The Pan-Net infrastructure cloud (IC) is based on OpenStack and has availability zones implemented as defined by the OpenStack standard.
Regions and availability zones
An OpenStack availability zone is a logical partitioning of the infrastructure visible to the user. The partitioning does not need to correspond to the physical distribution of infrastructure, but is rather a representation based on the level of service resilience that can be ensured.
Availability zones are based on aggregates, which are specific sets of hosts with labels (meta-data) attached, and gives the user freedom to allocate instances to chosen zones or sets of hosts. An host can only be in one availability zone, and any host is part of a default availability zone even if it does not belong to an aggregate.
Pan-Net uses a modification of the OpenStack availability concepts. The OpenStack concepts are illustrated in Figure 1, and comprises
Region (or Deployment)
Sites (or Data Centers)
Each Region has its own OpenStack deployment, including API endpoints, networks and compute resources. Different regions share Keystone and Horizon services, providing access control and the web interface, respectively.
Within each region, compute nodes (hosts) are logically grouped into Availability Zones (AZ). When an instance is created, the user can specify the AZ where it should be instantiated. It may even be possible to specify a specific node inside an AZ when the instance should be run.
In the Pan-Net cloud, an enhanced availability concept is used, as illustrated in Figure 2. The terminology is defined as follows:
Regions and Regional Availability Zones
Sites (or Data Centers)
Site Availability Zones
In the Pan-Net IC, each region consists of at least two geographically redundant data centers, which constitute the regional availability zones. Each site (that is, data center) has three site availability zones with physically separate compute resources, but shared control plane. Services requiring high availability should be deployed using regional and site availability zones.
A region corresponds to a country or part of a country. It represents a cluster of geographically close sites constituting Regional Availability Zones (RAZ). A site's membership in a RAZ is driven by
Country geography and site distances (to ensure low intra-region latency)
Population density and service demand (for load distribution)
Pan-Net IC control plane scalability limits
A Site is an OpenStack deployment. At present, each Pan-Net data center has its own OpenStack deployment, so a site can be considered synonymous with a data center.
A Site Availability Zone (SAZ) is the same as an OpenStack availability zone of a single environment or deployment.

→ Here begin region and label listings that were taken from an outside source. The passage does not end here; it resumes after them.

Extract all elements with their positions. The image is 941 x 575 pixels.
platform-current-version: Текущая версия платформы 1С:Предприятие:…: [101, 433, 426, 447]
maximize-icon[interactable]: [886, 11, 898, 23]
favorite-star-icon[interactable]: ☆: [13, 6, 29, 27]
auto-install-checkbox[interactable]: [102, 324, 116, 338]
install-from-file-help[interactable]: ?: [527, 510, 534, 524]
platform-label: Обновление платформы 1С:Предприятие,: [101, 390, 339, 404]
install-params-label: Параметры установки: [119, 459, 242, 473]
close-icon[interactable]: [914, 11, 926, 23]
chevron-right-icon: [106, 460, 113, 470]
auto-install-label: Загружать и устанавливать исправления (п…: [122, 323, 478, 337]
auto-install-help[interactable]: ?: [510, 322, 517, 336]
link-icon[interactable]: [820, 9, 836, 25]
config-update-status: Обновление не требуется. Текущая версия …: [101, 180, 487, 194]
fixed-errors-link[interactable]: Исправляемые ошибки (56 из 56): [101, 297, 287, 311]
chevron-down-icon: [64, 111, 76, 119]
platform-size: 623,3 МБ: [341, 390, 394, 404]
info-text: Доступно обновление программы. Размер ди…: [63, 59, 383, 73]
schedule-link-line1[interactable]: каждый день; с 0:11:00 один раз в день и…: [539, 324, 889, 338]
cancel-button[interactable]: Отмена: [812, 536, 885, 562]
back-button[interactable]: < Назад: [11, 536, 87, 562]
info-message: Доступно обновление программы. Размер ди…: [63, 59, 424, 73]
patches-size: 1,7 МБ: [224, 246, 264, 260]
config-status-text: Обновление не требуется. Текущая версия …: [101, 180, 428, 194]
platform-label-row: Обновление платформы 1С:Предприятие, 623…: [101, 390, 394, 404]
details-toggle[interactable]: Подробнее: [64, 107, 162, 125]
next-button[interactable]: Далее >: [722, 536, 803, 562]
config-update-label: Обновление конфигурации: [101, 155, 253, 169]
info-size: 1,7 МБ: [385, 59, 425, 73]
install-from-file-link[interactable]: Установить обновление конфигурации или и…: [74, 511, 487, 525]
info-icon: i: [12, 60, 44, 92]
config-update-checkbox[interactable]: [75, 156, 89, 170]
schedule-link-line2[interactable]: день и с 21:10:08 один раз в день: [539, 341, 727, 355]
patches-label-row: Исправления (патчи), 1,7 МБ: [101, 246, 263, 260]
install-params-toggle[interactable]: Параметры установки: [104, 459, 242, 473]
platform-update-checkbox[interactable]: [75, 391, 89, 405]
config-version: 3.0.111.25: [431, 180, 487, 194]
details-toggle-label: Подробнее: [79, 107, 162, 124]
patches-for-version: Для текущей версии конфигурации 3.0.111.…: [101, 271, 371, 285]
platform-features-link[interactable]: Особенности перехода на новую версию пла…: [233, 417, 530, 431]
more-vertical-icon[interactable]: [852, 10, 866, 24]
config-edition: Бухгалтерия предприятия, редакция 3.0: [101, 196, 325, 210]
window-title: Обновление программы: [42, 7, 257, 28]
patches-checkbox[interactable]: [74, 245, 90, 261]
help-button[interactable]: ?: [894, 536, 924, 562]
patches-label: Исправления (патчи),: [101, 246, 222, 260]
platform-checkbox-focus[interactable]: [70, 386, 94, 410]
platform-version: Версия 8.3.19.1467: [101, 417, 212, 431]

The anti-affinity rule is a setting to ensure that VMs supporting the same application can be deployed on different hardware platforms (that is, compute nodes). This guarantees spatial diversity in the implementation, which in turn increases the reliability of the application. An AA rule can be set independently or together with a deployment across different availability zones.
The procedure to apply anti-affinity rules by creating server groups is described in how-to Create (anti-)affinity group
Pan-Net cloud availability
The Pan-Net cloud topology allows for design of high-availability application when distributed across availability zones. The purpose of having availability zones is to be able to avoid or mitigate service impact by identifying single points of failure. These points are such that when an event occurs, it causes the service to fail (leading to server downtime and non-availability).
Critical faults and operational events can be classified as
Random failures - component or link failures due to technical malfunction or accidents. The effect of this type of failures is mitigated by implementing the service with geographical redundancy, for example in different availability zones.
Planned maintenance - scheduled maintenance can be mitigated by proper operational countermeasures. Each availability zone has a defined maintenance plan, so distributing a service across availability zones increases server uptime.
By using regional availability zones, Pan-Net cloud targets a service availability of 99.99% for any region. Base on this target figure, zone availability figures can be computed by assuming independent failures of each logical component.
With two (or more) sites per region, the availability requirement A per RAZ is
1-(1-A)*(1-A) = 0.9999
or A=99% for any single RAZ.
Repeating the same argument for two (or more) VM's per site, we see that the required VM reliability is at least 90%. The nominal availability figures for Pan-Net cloud components are listed in Table 1.
> Single instance VM
Table 1. Availability of zones.
With a VM availability of at least 90%, with proper distribution of VMs highly resilient applications can be built, with an availability similar to a region, or 99.99%. For still higher availability, a multi-regional design must be used. These principles are illustrated in Figure 3.
Region SLA for Compute is applied for the deployment with minumum 4 x VM Instances distributed over minimum 2 x RAZ where VM Instances in each RAZ are placed in separate SAZ and/or Anti-Affinity rule is applied.
Region Availability Zone SLA for Compute is applied for the deployment with minumum 2 x VM Instances in this RAZ, where VM Instances are placed in separate SAZ and/or Anti-Affinity rule is applied.
For VM Instances: Loss of external connectivity or persistent disk access for all running VM instances.
Downtime does not include loss of external connectivity as a result of
Failure of NatCo specific private peering; that sort of downtime is addressed exclusively in the MPLS NNI SLA
Failures outside Pan-Net network responsibility.
The availability period is one month.